Since its founding in 2017, Plains View Project says it has captured images of more than 5,000 social media and comments from over 3,500 current and former police officers in eight jurisdictions across the United States.

Researchers obtained rosters from police officers and looked them up on Facebook, according to the project's website.

After examining the profiles to confirm that they belonged to police officers, the public statements and comments reviewed to see if they would "undermine public confidence and trust in the police".

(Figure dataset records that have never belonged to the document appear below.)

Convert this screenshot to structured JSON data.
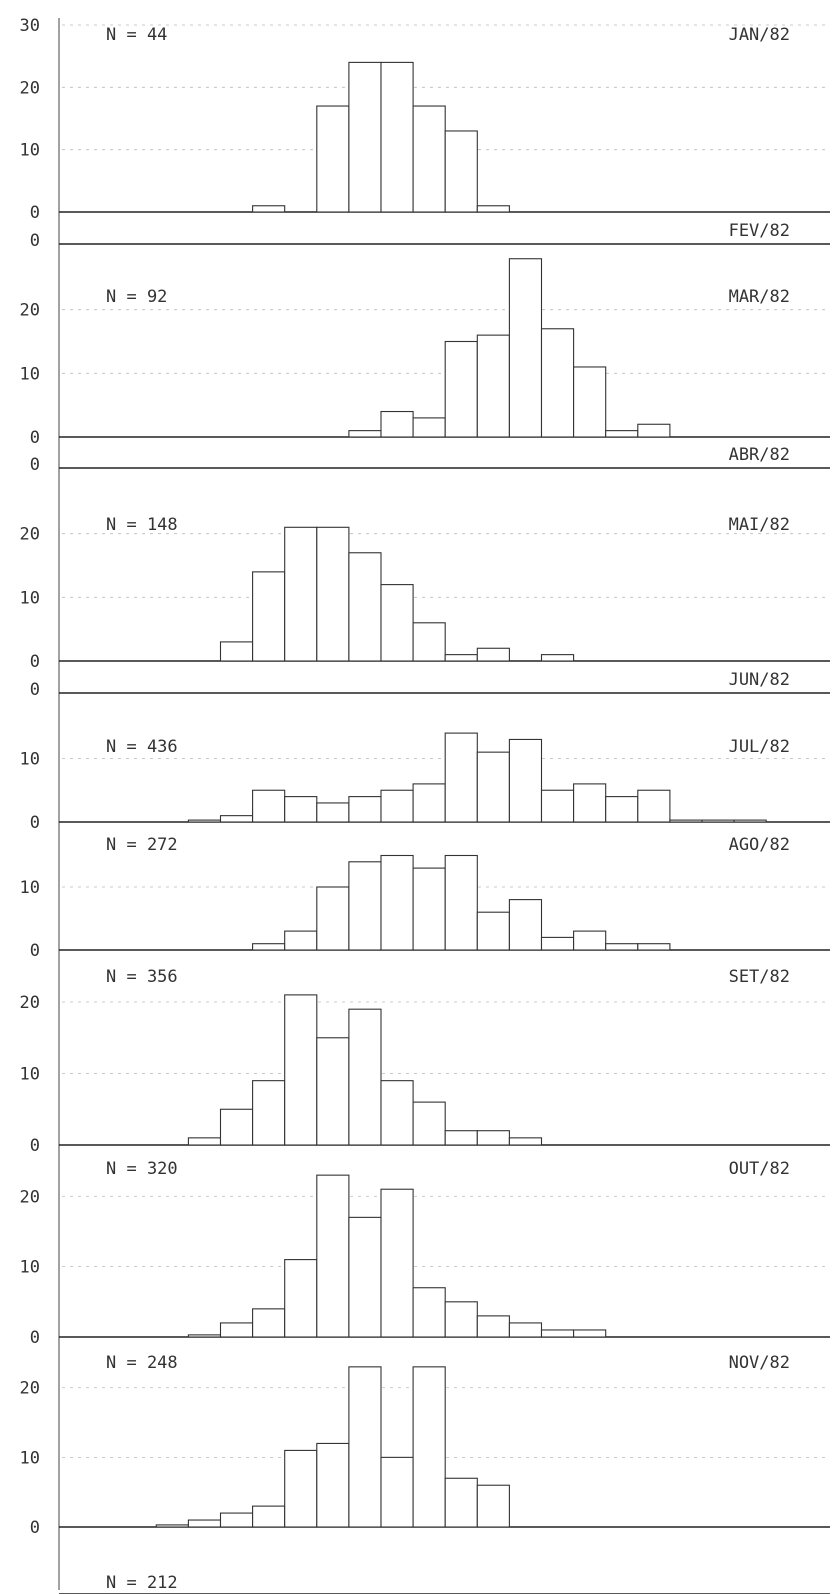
{
  "chart_data": [
    {
      "type": "bar",
      "label": "JAN/82",
      "n_text": "N = 44",
      "categories": [
        "b1",
        "b2",
        "b3",
        "b4",
        "b5",
        "b6",
        "b7",
        "b8",
        "b9",
        "b10",
        "b11",
        "b12",
        "b13",
        "b14",
        "b15",
        "b16",
        "b17",
        "b18",
        "b19",
        "b20",
        "b21",
        "b22",
        "b23"
      ],
      "values": [
        0,
        0,
        0,
        0,
        0,
        0,
        1,
        0,
        17,
        24,
        24,
        17,
        13,
        1,
        0,
        0,
        0,
        0,
        0,
        0,
        0,
        0,
        0
      ],
      "ylim": [
        0,
        30
      ],
      "yticks": [
        "0",
        "10",
        "20",
        "30"
      ],
      "ytick_values": [
        0,
        10,
        20,
        30
      ]
    },
    {
      "type": "bar",
      "label": "FEV/82",
      "n_text": "",
      "categories": [],
      "values": [],
      "ylim": [
        0,
        30
      ],
      "yticks": [
        "0"
      ],
      "ytick_values": [
        0
      ]
    },
    {
      "type": "bar",
      "label": "MAR/82",
      "n_text": "N = 92",
      "categories": [
        "b1",
        "b2",
        "b3",
        "b4",
        "b5",
        "b6",
        "b7",
        "b8",
        "b9",
        "b10",
        "b11",
        "b12",
        "b13",
        "b14",
        "b15",
        "b16",
        "b17",
        "b18",
        "b19",
        "b20",
        "b21",
        "b22",
        "b23"
      ],
      "values": [
        0,
        0,
        0,
        0,
        0,
        0,
        0,
        0,
        0,
        1,
        4,
        3,
        15,
        16,
        28,
        17,
        11,
        1,
        2,
        0,
        0,
        0,
        0
      ],
      "ylim": [
        0,
        30
      ],
      "yticks": [
        "0",
        "10",
        "20"
      ],
      "ytick_values": [
        0,
        10,
        20
      ]
    },
    {
      "type": "bar",
      "label": "ABR/82",
      "n_text": "",
      "categories": [],
      "values": [],
      "ylim": [
        0,
        30
      ],
      "yticks": [
        "0"
      ],
      "ytick_values": [
        0
      ]
    },
    {
      "type": "bar",
      "label": "MAI/82",
      "n_text": "N = 148",
      "categories": [
        "b1",
        "b2",
        "b3",
        "b4",
        "b5",
        "b6",
        "b7",
        "b8",
        "b9",
        "b10",
        "b11",
        "b12",
        "b13",
        "b14",
        "b15",
        "b16",
        "b17",
        "b18",
        "b19",
        "b20",
        "b21",
        "b22",
        "b23"
      ],
      "values": [
        0,
        0,
        0,
        0,
        0,
        3,
        14,
        21,
        21,
        17,
        12,
        6,
        1,
        2,
        0,
        1,
        0,
        0,
        0,
        0,
        0,
        0,
        0
      ],
      "ylim": [
        0,
        30
      ],
      "yticks": [
        "0",
        "10",
        "20"
      ],
      "ytick_values": [
        0,
        10,
        20
      ]
    },
    {
      "type": "bar",
      "label": "JUN/82",
      "n_text": "",
      "categories": [],
      "values": [],
      "ylim": [
        0,
        30
      ],
      "yticks": [
        "0"
      ],
      "ytick_values": [
        0
      ]
    },
    {
      "type": "bar",
      "label": "JUL/82",
      "n_text": "N = 436",
      "categories": [
        "b1",
        "b2",
        "b3",
        "b4",
        "b5",
        "b6",
        "b7",
        "b8",
        "b9",
        "b10",
        "b11",
        "b12",
        "b13",
        "b14",
        "b15",
        "b16",
        "b17",
        "b18",
        "b19",
        "b20",
        "b21",
        "b22",
        "b23"
      ],
      "values": [
        0,
        0,
        0,
        0,
        0.3,
        1,
        5,
        4,
        3,
        4,
        5,
        6,
        14,
        11,
        13,
        5,
        6,
        4,
        5,
        0.3,
        0.3,
        0.3,
        0
      ],
      "ylim": [
        0,
        20
      ],
      "yticks": [
        "0",
        "10"
      ],
      "ytick_values": [
        0,
        10
      ]
    },
    {
      "type": "bar",
      "label": "AGO/82",
      "n_text": "N = 272",
      "categories": [
        "b1",
        "b2",
        "b3",
        "b4",
        "b5",
        "b6",
        "b7",
        "b8",
        "b9",
        "b10",
        "b11",
        "b12",
        "b13",
        "b14",
        "b15",
        "b16",
        "b17",
        "b18",
        "b19",
        "b20",
        "b21",
        "b22",
        "b23"
      ],
      "values": [
        0,
        0,
        0,
        0,
        0,
        0,
        1,
        3,
        10,
        14,
        15,
        13,
        15,
        6,
        8,
        2,
        3,
        1,
        1,
        0,
        0,
        0,
        0
      ],
      "ylim": [
        0,
        20
      ],
      "yticks": [
        "0",
        "10"
      ],
      "ytick_values": [
        0,
        10
      ]
    },
    {
      "type": "bar",
      "label": "SET/82",
      "n_text": "N = 356",
      "categories": [
        "b1",
        "b2",
        "b3",
        "b4",
        "b5",
        "b6",
        "b7",
        "b8",
        "b9",
        "b10",
        "b11",
        "b12",
        "b13",
        "b14",
        "b15",
        "b16",
        "b17",
        "b18",
        "b19",
        "b20",
        "b21",
        "b22",
        "b23"
      ],
      "values": [
        0,
        0,
        0,
        0,
        1,
        5,
        9,
        21,
        15,
        19,
        9,
        6,
        2,
        2,
        1,
        0,
        0,
        0,
        0,
        0,
        0,
        0,
        0
      ],
      "ylim": [
        0,
        27
      ],
      "yticks": [
        "0",
        "10",
        "20"
      ],
      "ytick_values": [
        0,
        10,
        20
      ]
    },
    {
      "type": "bar",
      "label": "OUT/82",
      "n_text": "N = 320",
      "categories": [
        "b1",
        "b2",
        "b3",
        "b4",
        "b5",
        "b6",
        "b7",
        "b8",
        "b9",
        "b10",
        "b11",
        "b12",
        "b13",
        "b14",
        "b15",
        "b16",
        "b17",
        "b18",
        "b19",
        "b20",
        "b21",
        "b22",
        "b23"
      ],
      "values": [
        0,
        0,
        0,
        0,
        0.3,
        2,
        4,
        11,
        23,
        17,
        21,
        7,
        5,
        3,
        2,
        1,
        1,
        0,
        0,
        0,
        0,
        0,
        0
      ],
      "ylim": [
        0,
        27
      ],
      "yticks": [
        "0",
        "10",
        "20"
      ],
      "ytick_values": [
        0,
        10,
        20
      ]
    },
    {
      "type": "bar",
      "label": "NOV/82",
      "n_text": "N = 248",
      "categories": [
        "b1",
        "b2",
        "b3",
        "b4",
        "b5",
        "b6",
        "b7",
        "b8",
        "b9",
        "b10",
        "b11",
        "b12",
        "b13",
        "b14",
        "b15",
        "b16",
        "b17",
        "b18",
        "b19",
        "b20",
        "b21",
        "b22",
        "b23"
      ],
      "values": [
        0,
        0,
        0,
        0.3,
        1,
        2,
        3,
        11,
        12,
        23,
        10,
        23,
        7,
        6,
        0,
        0,
        0,
        0,
        0,
        0,
        0,
        0,
        0
      ],
      "ylim": [
        0,
        27
      ],
      "yticks": [
        "0",
        "10",
        "20"
      ],
      "ytick_values": [
        0,
        10,
        20
      ]
    },
    {
      "type": "bar",
      "label": "",
      "n_text": "N = 212",
      "categories": [],
      "values": [],
      "ylim": [
        0,
        27
      ],
      "yticks": [],
      "ytick_values": []
    }
  ]
}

So far, two police authorities, a sheriff office and a law firm have announced that they are acting:

Dallas

On Thursday, the Dallas Police Sgt. Warren Mitchell announced that the department conducted an internal investigation following the Plain View Project, "to determine whether officials violated the department's social media policy or any other departmental policy."

Mitchell said the department is working with the project's founder to get the list of names and posts of staff affiliated to the Dallas Police. The internal study results will be published, Mitchell says.

"We take these matters seriously and we want to ensure society that we will not tolerate racism, bigotry or hatred of any kind in our organization."

Lake County, Florida

Lake County Sheriff's Florida Office said it examined social media submissions by 1

6 of its active duty officers shared by the Plain View Project.

Lt. John Herrell said no sheriff's office workers were suspended, fired or put on administrative leave. Many of the posts were from former or retired, Herrell said.

Social media is part of the office's background check for new rental services, he said. Philadelphia

The Philadelphia police said it had taken 72 police officers out of the street and administrated them pending an internal investigation into posts involving Confederate imagery, anti-Muslim feelings, violent rhetoric and racist comments.

An independent law firm assists in the investigation, following the Philadelphia Police Commissioner Richard Ross. Each record will be examined to see if the speech is constitutionally protected by the first amendment, he said. If it turns out to be protected, "no further steps will be taken."

The department will also review its social media policies and consult the Anti-Defamation League.

The Philadelphia Brotherhood Order for Police Visits No. 5 President John McNesby said in a statement that the officers "are entitled to a fair trial like any other citizen."

"Too many officers have been taken out of the street during a time of increased violence in our city," he added.

St. Ludvig

St. Louis Circuit's attorney Kimberly M. Gardner's office announced that 22 officers would be prevented from bringing their cases to her office because of posts made in the ordinary project.

Cases where these officers serve as primary witnesses are currently not prosecuted, according to spokeswoman Susan C. Ryan, but it is unclear how many cases affect.

  St. Louis and Philadelphia police are investigating reports of racist, anti-Muslim Facebook posts by some city officers

"When a police officer's integrity is compromised in this way, the entire criminal system and ours compromise overall ability to pursue justice, "Gardner said in a press release.

"After a careful study of the underlying bias contained in these social media submissions, we have concluded that this bias is likely to affect an officer's ability to perform his duties impartially."

CNN has reached St. Louis Police Officers Association, but has not heard back.

CNN's Michelle Lou, Julia Jones and Carma Hassan contributed to this report.